Европейское платье не нарушило обаяния Марии. Филипп Л. был совершенно счастлив. Когда они приехали во Францию, молодой супруг решил, что жене будет одиноко, и взял ей компаньонку, уже известную нам Габриэль…
Габриэль прожила в семье Филиппа Л. почти десять лет. Она очень сблизилась с Марией. Обе они были религиозны. После замужества Мария перешла в католичество, поскольку формально ее муж был католиком, хотя фактически Филипп не проявлял интереса к религии. Он по возвращении во Францию продолжал заниматься античной культурой и написал несколько интересных и дельных книг. Значительное состояние, которое он унаследовал, пока позволяло ему и его семье жить безбедно, но он тратил деньги, не считая, и, вероятно, его детям уже предстояло узнать, что такое нуждаться в деньгах…
Поль с легкостью разбирал аккуратный почерк Габриэль… Мария рассказала ей историю своего замужества и девическую жизнь. Габриэль пришла в ужас от рассказа о брошенном нательном кресте, она считала, что Мария должна замолить этот страшный грех. Обе прилежно посещали мессы, Мария делала щедрые пожертвования. В семье было уже двое детей — умный, не по годам развитый мальчик и прелестная девочка. Замкнутая по натуре, Мария не расставалась с Габриэль, во всем ей доверяла и, считая ее образованной женщиной, передала в ее руки воспитание своих маленьких детей. Впрочем, когда сыну исполнилось девять лет, Филипп поместил его в одно из самых дорогих закрытых учебных заведений. Дочь воспитывалась дома. Родители очень привязались к девочке и уже решили, что она получит домашнее образование…
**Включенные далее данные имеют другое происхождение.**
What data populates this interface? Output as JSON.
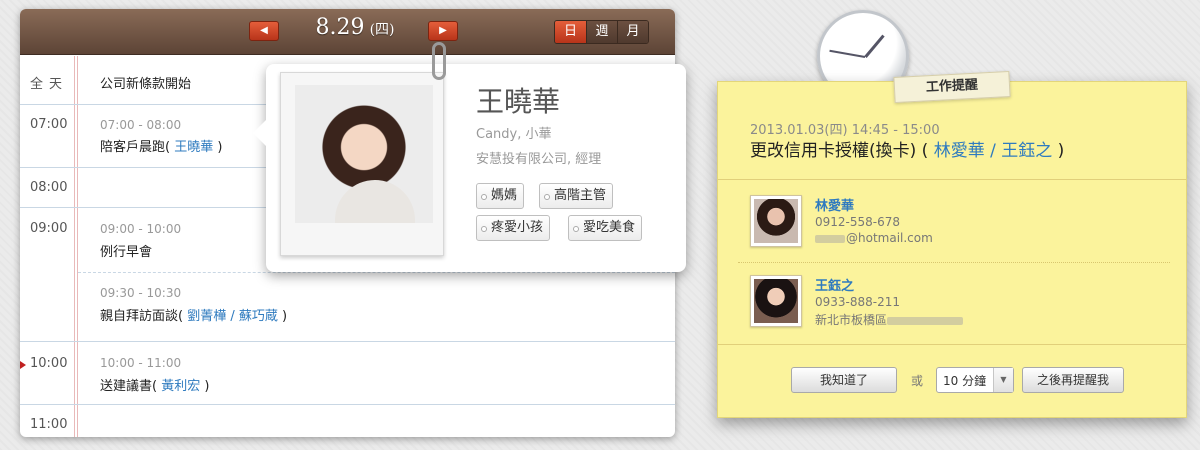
{
  "calendar": {
    "nav_prev": "◀",
    "nav_next": "▶",
    "date": "8.29",
    "weekday": "(四)",
    "views": [
      "日",
      "週",
      "月"
    ],
    "active_view": "日",
    "rows": {
      "allday_label": "全天",
      "allday_event": "公司新條款開始",
      "t0700": "07:00",
      "t0800": "08:00",
      "t0900": "09:00",
      "t1000": "10:00",
      "t1100": "11:00"
    },
    "events": [
      {
        "time": "07:00 - 08:00",
        "title": "陪客戶晨跑(",
        "people": [
          "王曉華"
        ],
        "close": ")"
      },
      {
        "time": "09:00 - 10:00",
        "title": "例行早會"
      },
      {
        "time": "09:30 - 10:30",
        "title": "親自拜訪面談(",
        "people": [
          "劉菁樺",
          "蘇巧蔵"
        ],
        "close": ")"
      },
      {
        "time": "10:00 - 11:00",
        "title": "送建議書(",
        "people": [
          "黃利宏"
        ],
        "close": ")"
      }
    ]
  },
  "profile": {
    "name": "王曉華",
    "nickname": "Candy, 小華",
    "org": "安慧投有限公司, 經理",
    "tags": [
      "媽媽",
      "高階主管",
      "疼愛小孩",
      "愛吃美食"
    ]
  },
  "reminder": {
    "tab_label": "工作提醒",
    "datetime": "2013.01.03(四)  14:45 - 15:00",
    "title_prefix": "更改信用卡授權(換卡) (",
    "people": [
      "林愛華",
      "王鈺之"
    ],
    "title_suffix": ")",
    "contacts": [
      {
        "name": "林愛華",
        "phone": "0912-558-678",
        "extra": "@hotmail.com"
      },
      {
        "name": "王鈺之",
        "phone": "0933-888-211",
        "extra": "新北市板橋區"
      }
    ],
    "ack_label": "我知道了",
    "or_label": "或",
    "snooze_value": "10 分鐘",
    "snooze_caret": "▼",
    "later_label": "之後再提醒我"
  },
  "colors": {
    "accent": "#d84a28",
    "header_brown": "#6b4f40",
    "link": "#2f7bbf",
    "note_yellow": "#fbf39c"
  },
  "icons": {
    "prev": "left-arrow-icon",
    "next": "right-arrow-icon",
    "clock": "clock-icon",
    "paperclip": "paperclip-icon"
  }
}
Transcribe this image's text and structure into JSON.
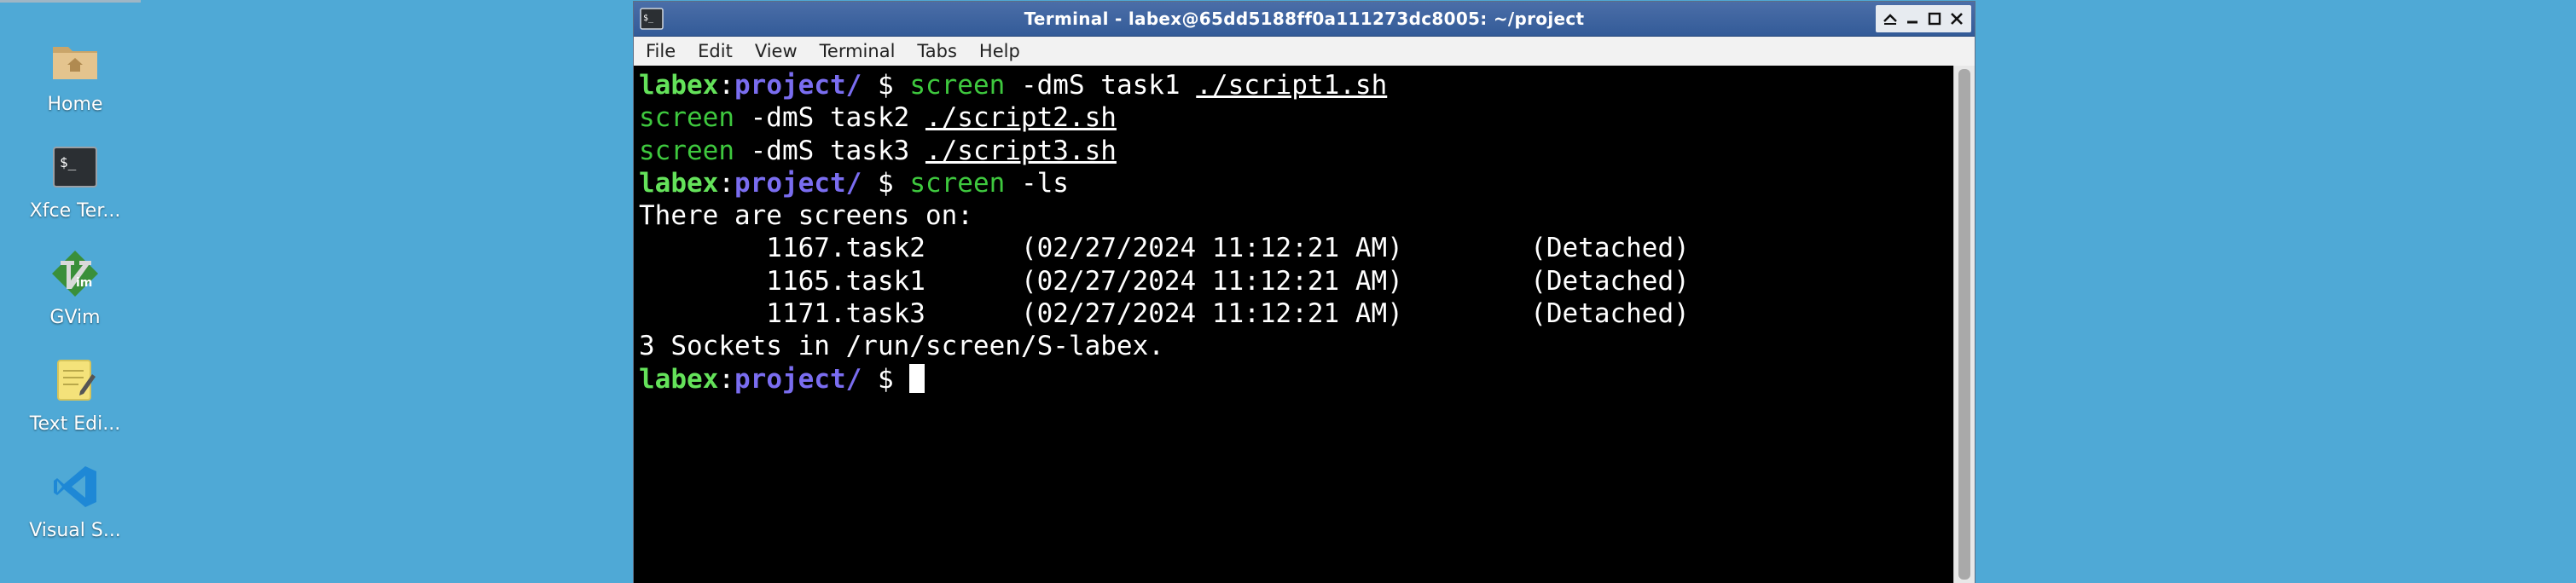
{
  "window": {
    "title": "Terminal - labex@65dd5188ff0a111273dc8005: ~/project"
  },
  "menu": [
    "File",
    "Edit",
    "View",
    "Terminal",
    "Tabs",
    "Help"
  ],
  "desktop_icons": [
    {
      "label": "Home",
      "icon": "home-folder-icon"
    },
    {
      "label": "Xfce Ter...",
      "icon": "terminal-icon"
    },
    {
      "label": "GVim",
      "icon": "gvim-icon"
    },
    {
      "label": "Text Edi...",
      "icon": "text-editor-icon"
    },
    {
      "label": "Visual S...",
      "icon": "vscode-icon"
    }
  ],
  "terminal": {
    "prompt_user": "labex",
    "prompt_path": "project/",
    "prompt_symbol": "$",
    "lines": [
      {
        "type": "prompt",
        "cmd": "screen",
        "args": " -dmS task1 ",
        "ul": "./script1.sh"
      },
      {
        "type": "cont",
        "cmd": "screen",
        "args": " -dmS task2 ",
        "ul": "./script2.sh"
      },
      {
        "type": "cont",
        "cmd": "screen",
        "args": " -dmS task3 ",
        "ul": "./script3.sh"
      },
      {
        "type": "prompt",
        "cmd": "screen",
        "args": " -ls",
        "ul": ""
      },
      {
        "type": "out",
        "text": "There are screens on:"
      },
      {
        "type": "out",
        "text": "        1167.task2      (02/27/2024 11:12:21 AM)        (Detached)"
      },
      {
        "type": "out",
        "text": "        1165.task1      (02/27/2024 11:12:21 AM)        (Detached)"
      },
      {
        "type": "out",
        "text": "        1171.task3      (02/27/2024 11:12:21 AM)        (Detached)"
      },
      {
        "type": "out",
        "text": "3 Sockets in /run/screen/S-labex."
      },
      {
        "type": "cursor"
      }
    ]
  }
}
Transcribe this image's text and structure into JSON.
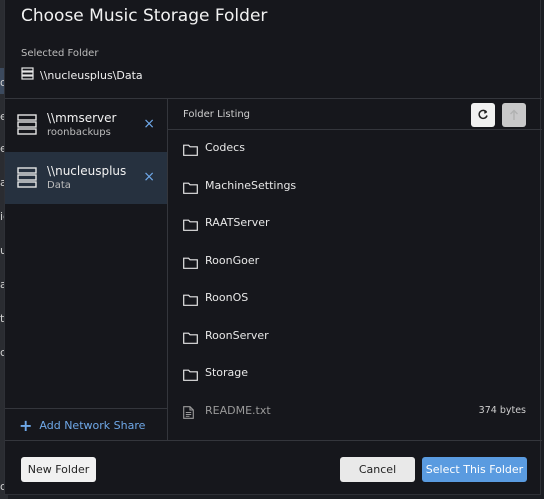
{
  "background": {
    "peek_letters": [
      "o",
      "er",
      "et",
      "a",
      "ic",
      "u",
      "ac",
      "tt",
      "co",
      "o"
    ]
  },
  "dialog": {
    "title": "Choose Music Storage Folder",
    "selected_label": "Selected Folder",
    "selected_path": "\\\\nucleusplus\\Data"
  },
  "shares": [
    {
      "name": "\\\\mmserver",
      "sub": "roonbackups",
      "remove": "×",
      "active": false
    },
    {
      "name": "\\\\nucleusplus",
      "sub": "Data",
      "remove": "×",
      "active": true
    }
  ],
  "add_share_label": "Add Network Share",
  "listing": {
    "header": "Folder Listing",
    "items": [
      {
        "name": "Codecs",
        "type": "folder",
        "size": ""
      },
      {
        "name": "MachineSettings",
        "type": "folder",
        "size": ""
      },
      {
        "name": "RAATServer",
        "type": "folder",
        "size": ""
      },
      {
        "name": "RoonGoer",
        "type": "folder",
        "size": ""
      },
      {
        "name": "RoonOS",
        "type": "folder",
        "size": ""
      },
      {
        "name": "RoonServer",
        "type": "folder",
        "size": ""
      },
      {
        "name": "Storage",
        "type": "folder",
        "size": ""
      },
      {
        "name": "README.txt",
        "type": "file",
        "size": "374 bytes"
      }
    ]
  },
  "footer": {
    "new_folder": "New Folder",
    "cancel": "Cancel",
    "select": "Select This Folder"
  },
  "colors": {
    "accent": "#5a9be0",
    "link": "#6fa8e8",
    "active_share_bg": "#26313f",
    "dialog_bg": "#16171c"
  }
}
Из записей Габриэль Поль узнал, что Мария, его бабушка, часто надевала доставшуюся мужу от отца и матери дорогую одежду. Это были два платья, золотистое и серебристое, и голубоватая накидка. Особенно любила она серебристое, лунного света платье, сшитое в античном стиле, — платье удивительно шло к стройной фигуре и своеобразной внешности молодой женщины. Однажды Мария уговорила Габриэль надеть золотистое платье, уверяя, что оно пойдет к ее светлым волосам. Они стояли, смеясь, у большого зеркала в спальне. Но Габриэль как-то неловко чувствовала себя в старинном платье, о чем и сделала запись в своем дневнике…
Поль был погружен в чтение, перед ним вставали картины жизни прошлого века. Было странно думать, что он сейчас читает о жизни семьи своего деда. О многом узнавал впервые. Но почему отец в свое время так мало рассказывал ему? А он сам? Много ли он рассказывает Мишелю и Марин об истории семьи? Пожалуй, совсем немного… Но почему? Поль нахмурился… Потому что эта история содержала в себе что-то странное, неестественное. Взять хотя бы эти пресловутые платья и накидку. Вот Анну они пугали, а Марии, оказывается, нравились. Но вот Габриэль тоже почувствовала себя неловко, надев одно из этих платьев. Семейные реликвии! А с какой легкостью бабушка рассталась со своим приданым! Если бы он мог с такой же легкостью… Но что он мог сделать? Сжечь эту таинственную одежду? Это был бы совершенно нелепый поступок.
Поль нашел и запись о портрете. Впрочем, в то время в семье не было мальчика, похожего на портрет своего предка. Портрет висел в гостиной. И однажды… Но ведь это именно то, что Катрин рассказала когда-то Анне. А сама Катрин узнала это от его матери!
И вот перед глазами Поля воскресает картина: Филипп с маленьким сыном на руках остановился у портрета, рядом с ним Мария и Габриэль. Габриэль спрашивает Филиппа о портрете. Ребенок тянется к мальчику, изображенному на холсте, и смеется. И тогда Филипп говорит, с легким оттенком несерьезности, как бы почти в шутку:
— Отец рассказывал мне, будто на этом портрете изображен человек, который рождается в нашем роду как некий вестник грядущей катастрофы. Представляете себе, всегда рождается один и тот же человек, вне зависимости от того, кто его родители. Это обычный человек, он примечателен лишь тем, что только ему суждено выжить после катастрофы и продолжить наш род! Забавно, не правда ли?
— Вовсе не забавно, скорее жутко! — откликнулась Габриэль.
— Какое счастье, что наш мальчик не похож на этот портрет! — воскликнула Мария.